From November 2:
“I was about to sort through my washing when I saw a couple of large shapes fly past the window. They swooped down over the low wall at the front of the house where I lost them momentarily. They had to climb to fly over a neighbour’s beech hedge and this is where a collared dove came a cropper.
“The chasing sparrowhawk caught it and dragged it to the ground. I was now able to get the binoculars on to the scene as the hawk held down the struggling dove. She began plucking feathers away from her victim. I wondered if she would try to carry it off. Although, being female, she was somewhat larger than a collared dove, it would still have been quite a payload.
“Normally the road is as quiet as a morgue but typically White Van Man chose to drive up it right then. The sparrowhawk hesitated then flew off. I had assumed that the dove was dead but it started struggling again. It was not going anywhere, so I hoped that the hawk would return to finish her meal.
“There did not seem much chance of that with BT digging up our drive and other workmen round the corner. It looked as though the sheer weight of humanity would again interfere with the normal functioning of the world.
“However, I later reflected that at least the sparrowhawk had had a chance of a meal. Just half a mile away a farm has been sold and sentiment is running high against building houses on the land.

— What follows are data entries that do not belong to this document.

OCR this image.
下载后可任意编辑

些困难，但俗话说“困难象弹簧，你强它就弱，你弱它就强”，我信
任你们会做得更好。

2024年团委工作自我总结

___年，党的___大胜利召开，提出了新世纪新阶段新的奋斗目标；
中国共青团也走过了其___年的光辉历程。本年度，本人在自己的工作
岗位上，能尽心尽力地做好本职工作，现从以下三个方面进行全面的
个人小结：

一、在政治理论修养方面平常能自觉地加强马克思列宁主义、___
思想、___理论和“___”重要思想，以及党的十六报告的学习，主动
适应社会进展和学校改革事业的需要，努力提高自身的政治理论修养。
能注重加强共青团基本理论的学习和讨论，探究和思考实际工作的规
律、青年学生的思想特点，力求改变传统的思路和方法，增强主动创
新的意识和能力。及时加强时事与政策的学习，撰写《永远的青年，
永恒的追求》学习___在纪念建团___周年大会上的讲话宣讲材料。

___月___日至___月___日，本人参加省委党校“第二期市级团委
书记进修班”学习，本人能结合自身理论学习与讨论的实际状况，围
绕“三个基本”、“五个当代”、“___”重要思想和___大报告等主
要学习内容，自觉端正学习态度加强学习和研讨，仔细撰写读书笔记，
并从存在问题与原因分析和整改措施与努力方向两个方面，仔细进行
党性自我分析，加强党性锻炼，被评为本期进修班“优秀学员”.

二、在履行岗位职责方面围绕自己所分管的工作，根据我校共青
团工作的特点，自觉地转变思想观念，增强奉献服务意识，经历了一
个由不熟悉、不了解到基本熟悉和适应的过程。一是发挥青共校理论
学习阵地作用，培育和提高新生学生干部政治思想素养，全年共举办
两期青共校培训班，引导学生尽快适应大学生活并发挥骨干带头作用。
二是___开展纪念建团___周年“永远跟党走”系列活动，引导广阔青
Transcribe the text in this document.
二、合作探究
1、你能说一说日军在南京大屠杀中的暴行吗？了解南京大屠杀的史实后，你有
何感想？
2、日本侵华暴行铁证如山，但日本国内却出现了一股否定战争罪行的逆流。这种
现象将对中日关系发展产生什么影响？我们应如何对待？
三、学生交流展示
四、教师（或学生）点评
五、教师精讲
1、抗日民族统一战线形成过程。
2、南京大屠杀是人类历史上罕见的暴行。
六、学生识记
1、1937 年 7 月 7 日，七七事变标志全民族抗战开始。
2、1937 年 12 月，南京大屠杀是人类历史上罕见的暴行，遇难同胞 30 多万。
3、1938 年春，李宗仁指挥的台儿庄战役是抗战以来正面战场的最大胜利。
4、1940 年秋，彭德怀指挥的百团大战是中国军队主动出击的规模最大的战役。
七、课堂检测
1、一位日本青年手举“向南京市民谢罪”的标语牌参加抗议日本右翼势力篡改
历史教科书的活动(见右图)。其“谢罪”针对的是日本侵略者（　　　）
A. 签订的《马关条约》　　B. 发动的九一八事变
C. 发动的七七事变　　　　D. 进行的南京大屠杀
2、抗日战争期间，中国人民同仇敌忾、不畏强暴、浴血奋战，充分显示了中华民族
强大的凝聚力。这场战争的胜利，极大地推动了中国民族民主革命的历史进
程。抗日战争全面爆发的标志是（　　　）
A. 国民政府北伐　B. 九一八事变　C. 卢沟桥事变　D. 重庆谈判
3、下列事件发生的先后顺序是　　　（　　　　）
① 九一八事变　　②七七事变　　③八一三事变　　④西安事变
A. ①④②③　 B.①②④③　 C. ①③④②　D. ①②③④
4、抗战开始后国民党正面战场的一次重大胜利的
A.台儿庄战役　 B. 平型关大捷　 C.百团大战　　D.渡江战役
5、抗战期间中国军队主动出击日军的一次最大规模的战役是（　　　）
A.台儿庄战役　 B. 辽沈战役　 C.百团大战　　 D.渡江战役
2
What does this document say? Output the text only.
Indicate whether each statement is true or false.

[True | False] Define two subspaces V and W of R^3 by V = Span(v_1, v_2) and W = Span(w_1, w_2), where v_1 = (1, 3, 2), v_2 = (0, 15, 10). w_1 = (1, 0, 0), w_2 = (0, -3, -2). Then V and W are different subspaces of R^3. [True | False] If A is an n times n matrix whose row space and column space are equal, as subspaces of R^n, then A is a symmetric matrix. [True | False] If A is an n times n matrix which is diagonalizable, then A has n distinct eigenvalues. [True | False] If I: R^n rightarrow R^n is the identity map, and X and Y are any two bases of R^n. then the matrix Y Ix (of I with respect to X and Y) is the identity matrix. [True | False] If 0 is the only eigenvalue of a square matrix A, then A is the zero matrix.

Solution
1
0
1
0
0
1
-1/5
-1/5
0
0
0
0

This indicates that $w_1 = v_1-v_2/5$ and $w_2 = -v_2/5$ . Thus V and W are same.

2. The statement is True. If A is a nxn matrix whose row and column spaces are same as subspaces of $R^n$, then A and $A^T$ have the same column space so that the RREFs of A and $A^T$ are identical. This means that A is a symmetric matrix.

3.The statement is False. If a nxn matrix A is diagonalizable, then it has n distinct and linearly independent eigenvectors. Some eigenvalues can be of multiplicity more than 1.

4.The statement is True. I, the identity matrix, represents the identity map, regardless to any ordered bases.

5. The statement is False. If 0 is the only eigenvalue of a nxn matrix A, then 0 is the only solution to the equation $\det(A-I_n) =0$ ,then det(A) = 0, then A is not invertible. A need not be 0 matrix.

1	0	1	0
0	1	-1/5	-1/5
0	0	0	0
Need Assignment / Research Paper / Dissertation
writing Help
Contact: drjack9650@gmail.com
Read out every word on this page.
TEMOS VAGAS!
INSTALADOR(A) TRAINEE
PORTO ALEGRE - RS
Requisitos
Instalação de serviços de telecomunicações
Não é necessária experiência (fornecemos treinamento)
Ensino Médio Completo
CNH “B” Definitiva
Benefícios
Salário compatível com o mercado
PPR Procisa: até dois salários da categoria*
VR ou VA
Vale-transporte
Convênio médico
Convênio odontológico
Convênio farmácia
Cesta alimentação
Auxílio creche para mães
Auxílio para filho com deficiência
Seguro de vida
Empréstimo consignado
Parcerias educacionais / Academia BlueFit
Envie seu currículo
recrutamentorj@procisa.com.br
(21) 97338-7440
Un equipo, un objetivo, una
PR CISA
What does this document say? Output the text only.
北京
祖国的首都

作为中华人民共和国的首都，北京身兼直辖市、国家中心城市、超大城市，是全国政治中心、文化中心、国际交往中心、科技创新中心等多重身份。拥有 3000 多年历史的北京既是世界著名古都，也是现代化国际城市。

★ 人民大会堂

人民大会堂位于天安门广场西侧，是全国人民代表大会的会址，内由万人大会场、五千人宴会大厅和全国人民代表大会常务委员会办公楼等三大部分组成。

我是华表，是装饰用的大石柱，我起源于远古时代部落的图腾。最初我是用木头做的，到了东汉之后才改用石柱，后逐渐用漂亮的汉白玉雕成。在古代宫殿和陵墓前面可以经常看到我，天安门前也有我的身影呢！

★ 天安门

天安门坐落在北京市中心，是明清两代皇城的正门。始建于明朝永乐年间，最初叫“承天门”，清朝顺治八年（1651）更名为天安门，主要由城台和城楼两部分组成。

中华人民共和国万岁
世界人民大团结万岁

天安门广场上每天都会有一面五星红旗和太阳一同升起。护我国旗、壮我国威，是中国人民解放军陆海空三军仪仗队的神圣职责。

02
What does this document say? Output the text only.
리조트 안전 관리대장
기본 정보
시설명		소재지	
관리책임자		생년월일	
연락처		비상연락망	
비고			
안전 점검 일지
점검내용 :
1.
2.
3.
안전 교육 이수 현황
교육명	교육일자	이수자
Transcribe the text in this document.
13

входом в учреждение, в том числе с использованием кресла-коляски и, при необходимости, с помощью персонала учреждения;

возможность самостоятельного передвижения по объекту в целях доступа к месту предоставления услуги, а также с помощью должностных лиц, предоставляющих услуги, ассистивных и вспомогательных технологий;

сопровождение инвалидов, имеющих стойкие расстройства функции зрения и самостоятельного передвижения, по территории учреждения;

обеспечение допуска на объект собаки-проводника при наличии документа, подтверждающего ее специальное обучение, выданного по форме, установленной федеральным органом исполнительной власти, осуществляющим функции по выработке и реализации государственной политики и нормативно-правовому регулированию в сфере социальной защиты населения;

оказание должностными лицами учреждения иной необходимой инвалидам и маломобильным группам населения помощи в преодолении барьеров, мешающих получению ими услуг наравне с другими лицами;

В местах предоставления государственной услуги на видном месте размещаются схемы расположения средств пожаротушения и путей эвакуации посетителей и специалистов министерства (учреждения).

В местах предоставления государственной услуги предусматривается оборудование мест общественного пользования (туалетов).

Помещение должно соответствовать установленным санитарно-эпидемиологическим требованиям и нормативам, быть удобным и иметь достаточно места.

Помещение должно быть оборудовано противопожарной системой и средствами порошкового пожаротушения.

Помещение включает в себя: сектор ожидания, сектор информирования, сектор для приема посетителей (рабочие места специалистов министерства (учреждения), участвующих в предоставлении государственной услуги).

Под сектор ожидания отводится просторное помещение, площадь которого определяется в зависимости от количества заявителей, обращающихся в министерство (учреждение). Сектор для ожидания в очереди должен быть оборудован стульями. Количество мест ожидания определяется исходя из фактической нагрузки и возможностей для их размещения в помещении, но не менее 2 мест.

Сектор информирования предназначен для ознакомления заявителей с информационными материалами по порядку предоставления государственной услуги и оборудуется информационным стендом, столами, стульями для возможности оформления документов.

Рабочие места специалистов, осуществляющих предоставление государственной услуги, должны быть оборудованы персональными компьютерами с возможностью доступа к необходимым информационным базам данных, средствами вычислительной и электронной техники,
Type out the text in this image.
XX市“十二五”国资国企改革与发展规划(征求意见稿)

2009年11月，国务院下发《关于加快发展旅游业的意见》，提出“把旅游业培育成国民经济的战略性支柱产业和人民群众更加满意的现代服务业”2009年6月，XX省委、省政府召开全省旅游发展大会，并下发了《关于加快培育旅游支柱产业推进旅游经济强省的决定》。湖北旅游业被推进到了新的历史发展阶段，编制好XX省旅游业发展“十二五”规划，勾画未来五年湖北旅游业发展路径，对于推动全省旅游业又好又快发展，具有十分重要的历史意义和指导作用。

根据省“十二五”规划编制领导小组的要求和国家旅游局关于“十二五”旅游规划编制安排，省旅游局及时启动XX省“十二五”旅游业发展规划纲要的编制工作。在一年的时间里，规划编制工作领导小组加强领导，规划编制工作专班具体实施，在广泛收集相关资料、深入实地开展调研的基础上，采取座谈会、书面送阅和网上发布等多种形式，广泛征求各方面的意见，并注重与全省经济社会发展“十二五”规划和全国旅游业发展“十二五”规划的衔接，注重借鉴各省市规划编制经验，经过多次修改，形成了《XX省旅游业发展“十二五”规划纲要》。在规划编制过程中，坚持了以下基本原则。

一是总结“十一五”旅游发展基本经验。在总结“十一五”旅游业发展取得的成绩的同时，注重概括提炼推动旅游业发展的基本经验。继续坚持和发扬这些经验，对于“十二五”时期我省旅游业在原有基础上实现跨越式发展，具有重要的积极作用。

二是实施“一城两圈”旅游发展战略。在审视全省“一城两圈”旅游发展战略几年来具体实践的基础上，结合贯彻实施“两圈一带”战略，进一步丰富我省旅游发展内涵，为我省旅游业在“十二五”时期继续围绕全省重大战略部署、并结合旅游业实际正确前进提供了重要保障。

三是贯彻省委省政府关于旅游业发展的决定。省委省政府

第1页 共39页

“Not from me. I do not recall seeing any birds on the farm although it is possible that the odd crow or woodpigeon uses it. With houses will come robins, blackbirds, blue tits, chaffinches, collared doves and, yes, probably also our sparrowhawk. And, yes, she may occasionally lose a meal and occasionally a blackbird may get killed by a cat or run over. But at least they will have something to eat and somewhere to breed on our new housing estate.”